After reading the book The Elements of Style, I felt like I had read this before. I believe throughout the two Linguistics classes that I have taken, most of the articles and readings stem from this book. It was all familiar to me in some sense or another.
The two rules that I benefited the most from is Rule 13: Omit needless words, and Rule 9: Make the Paragraph the unit of composition. I believe that Rule 13 applies to a lot of people, especially those who are untrained writers. I can relate to Strunk's statement :
A sentence should contain no unnecessary words, a paragraph no unnecessary
sentences, for the same reason that a drawing should have no unnecessary lines,
and no machine no unnecessary parts.
At times I tend to put in extra words that really are not needed to get the same point across. Many folks, I believe, think that by putting in those extra words spice up their writings and make it more powerful. Contrary to that belief those extra words can hold up a sentence and perhaps turn off the reader by not allowing them to relate to the sentence because of those extra words.

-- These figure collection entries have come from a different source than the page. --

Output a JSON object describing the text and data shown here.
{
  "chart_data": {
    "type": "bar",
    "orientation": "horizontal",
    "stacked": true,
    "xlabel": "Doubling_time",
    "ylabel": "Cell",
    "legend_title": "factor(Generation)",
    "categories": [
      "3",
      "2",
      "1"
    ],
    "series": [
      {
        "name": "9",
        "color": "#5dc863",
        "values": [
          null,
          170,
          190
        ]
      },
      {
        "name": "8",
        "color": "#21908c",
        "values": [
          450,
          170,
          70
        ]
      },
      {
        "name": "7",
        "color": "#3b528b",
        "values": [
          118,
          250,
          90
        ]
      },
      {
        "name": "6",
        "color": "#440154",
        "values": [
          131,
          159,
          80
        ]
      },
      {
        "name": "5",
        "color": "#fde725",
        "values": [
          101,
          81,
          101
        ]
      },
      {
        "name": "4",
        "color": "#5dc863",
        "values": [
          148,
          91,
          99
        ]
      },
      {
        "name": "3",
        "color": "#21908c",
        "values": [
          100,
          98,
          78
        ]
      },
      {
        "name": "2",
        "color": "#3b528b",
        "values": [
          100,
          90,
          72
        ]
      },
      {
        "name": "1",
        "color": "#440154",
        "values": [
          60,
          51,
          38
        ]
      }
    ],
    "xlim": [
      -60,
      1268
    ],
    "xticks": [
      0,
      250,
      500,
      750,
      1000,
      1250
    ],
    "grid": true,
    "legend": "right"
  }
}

In my case Rule 9 is very poignant because I have a terrible time constructing paragraphs. Most of the time I ramble on about things that don't belong in that particular paragraph. I don't make the original thesis statement of the paragraph and stick with that particular subject throughout the paragraph.
The rule in which I benefited least from was Rule 11: Put statements in a positive form. This was just boring to me. At times I thought the sentences used for examples were best left how they were. I am not sure I 100 percent disagree with this rule, but I tend to think that how we write is how we would say things. And by changing those words and putting them into a positive form may change the entire meaning itself.